Zoroaster — "Therefore, let us all be of one mind, and let us strive for the good, and let us…"

Therefore, let us all be of one mind, and let us strive for the good, and let us reject the evil.
Zoroaster — Zoroaster Ancient · Founder of Zoroastrianism

Get This Quote & Author's Image Illustrated On:

Click any product to generate a realistic preview. Up to 3 at a time.
* Initial load can take up to 90 seconds — revising the preview in another color is nearly instant.

Kitchen

Apparel

Other

About Zoroaster (c. 1500-1000 BCE (debated))

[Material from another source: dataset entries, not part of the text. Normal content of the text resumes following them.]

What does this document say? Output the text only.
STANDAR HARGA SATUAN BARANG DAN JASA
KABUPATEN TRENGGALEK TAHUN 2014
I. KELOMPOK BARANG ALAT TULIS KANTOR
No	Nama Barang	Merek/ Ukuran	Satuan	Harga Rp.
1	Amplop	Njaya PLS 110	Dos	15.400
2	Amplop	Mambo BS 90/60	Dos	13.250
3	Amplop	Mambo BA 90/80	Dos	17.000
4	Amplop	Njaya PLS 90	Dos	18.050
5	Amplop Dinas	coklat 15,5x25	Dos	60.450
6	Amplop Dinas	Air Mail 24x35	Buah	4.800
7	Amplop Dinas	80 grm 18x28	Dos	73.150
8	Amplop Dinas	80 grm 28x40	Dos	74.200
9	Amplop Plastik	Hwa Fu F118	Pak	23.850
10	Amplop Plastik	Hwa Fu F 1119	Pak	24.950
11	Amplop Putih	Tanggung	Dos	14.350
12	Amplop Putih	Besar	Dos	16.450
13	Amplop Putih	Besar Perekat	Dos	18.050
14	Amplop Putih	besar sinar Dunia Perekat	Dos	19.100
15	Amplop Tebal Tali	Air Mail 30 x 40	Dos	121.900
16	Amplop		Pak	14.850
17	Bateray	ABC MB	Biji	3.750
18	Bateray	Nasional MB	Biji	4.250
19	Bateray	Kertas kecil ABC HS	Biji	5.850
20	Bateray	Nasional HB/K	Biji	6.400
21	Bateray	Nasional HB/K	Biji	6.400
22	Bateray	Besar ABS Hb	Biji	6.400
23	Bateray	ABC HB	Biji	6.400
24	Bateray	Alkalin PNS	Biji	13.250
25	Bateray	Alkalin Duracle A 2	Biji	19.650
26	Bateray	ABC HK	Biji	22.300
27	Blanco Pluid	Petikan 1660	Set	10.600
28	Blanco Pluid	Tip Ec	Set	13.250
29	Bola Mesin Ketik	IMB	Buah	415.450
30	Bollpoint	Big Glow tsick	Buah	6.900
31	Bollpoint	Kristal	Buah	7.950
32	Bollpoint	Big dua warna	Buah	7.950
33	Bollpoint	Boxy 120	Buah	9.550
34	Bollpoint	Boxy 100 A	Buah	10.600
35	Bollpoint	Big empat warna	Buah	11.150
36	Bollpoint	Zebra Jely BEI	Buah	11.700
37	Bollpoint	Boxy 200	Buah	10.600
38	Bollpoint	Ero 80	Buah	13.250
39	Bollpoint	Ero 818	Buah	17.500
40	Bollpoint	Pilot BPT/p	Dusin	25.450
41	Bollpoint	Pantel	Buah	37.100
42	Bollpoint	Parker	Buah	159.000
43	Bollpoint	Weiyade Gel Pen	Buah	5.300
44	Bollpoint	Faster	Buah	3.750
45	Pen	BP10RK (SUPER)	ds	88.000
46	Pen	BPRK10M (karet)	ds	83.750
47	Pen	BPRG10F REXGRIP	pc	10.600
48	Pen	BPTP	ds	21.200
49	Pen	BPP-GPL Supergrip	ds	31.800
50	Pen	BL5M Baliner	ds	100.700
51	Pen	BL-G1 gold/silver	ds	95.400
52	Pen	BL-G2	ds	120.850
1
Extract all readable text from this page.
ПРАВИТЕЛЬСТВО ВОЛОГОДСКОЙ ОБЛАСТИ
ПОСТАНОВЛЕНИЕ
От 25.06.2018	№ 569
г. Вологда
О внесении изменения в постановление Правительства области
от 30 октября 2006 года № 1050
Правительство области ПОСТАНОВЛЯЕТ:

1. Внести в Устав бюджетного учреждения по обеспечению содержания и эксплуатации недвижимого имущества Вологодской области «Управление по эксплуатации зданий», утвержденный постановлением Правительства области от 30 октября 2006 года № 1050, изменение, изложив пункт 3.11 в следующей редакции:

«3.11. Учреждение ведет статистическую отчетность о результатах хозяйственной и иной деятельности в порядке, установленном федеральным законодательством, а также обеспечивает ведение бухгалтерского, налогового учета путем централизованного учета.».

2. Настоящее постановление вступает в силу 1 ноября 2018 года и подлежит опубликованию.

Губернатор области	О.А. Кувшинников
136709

Iranian prophet who founded Zoroastrianism, the first major religion of cosmic dualism between good (Ahura Mazda) and evil (Angra Mainyu). Closely associated with The Buddha (near-contemporary Eastern moral-cosmological revolutionary). For an intellectual contrast, see Friedrich Nietzsche, German philosopher of 'beyond good and evil' — Nietzsche appropriated Zarathustra's name for Thus Spoke Zarathustra (1883) precisely to invert the original's moral cosmology — the historical Zoroaster founded the good-versus-evil framework Nietzsche's character announces the end of.

Details

Yasna 30.6, Gathas (interpretation)

Date: c. 1500-1000 BCE

Life & Death

Verification

Unverifiable

Found in 1 providers: gemini

1 source checked

Understanding this quote

What it means

The quote calls for unity of purpose among people, urging everyone to actively pursue what is good and deliberately turn away from what is harmful or wrong. It frames moral life as a shared, collective endeavor rather than a private matter, asking each person to align their intentions with others and to make a clear, ongoing choice between right and wrong in daily conduct.

Relevance to Zoroaster

Zoroaster founded a religion built on the stark moral choice between Asha (truth, order, good) and Druj (falsehood, chaos, evil). As a prophet-reformer, he taught that every individual must freely choose the good and join a community of like-minded believers. The call for 'one mind' mirrors his emphasis on good thoughts, good words, and good deeds unifying followers in cosmic struggle.

The era

Zoroaster lived in ancient Persia, likely between 1500 and 1000 BCE, amid polytheistic tribal societies practicing ritual sacrifice and warrior raiding. He preached against the violent, amoral cults of his time and introduced a revolutionary ethical dualism and monotheistic leaning. His call for unified moral striving challenged fragmented tribal loyalties and laid groundwork influencing later Judaism, Christianity, and Islam's ideas of heaven, hell, and cosmic good-versus-evil.

AI-generated insights based on extensive research and information for context. Factual errors? Email [email protected].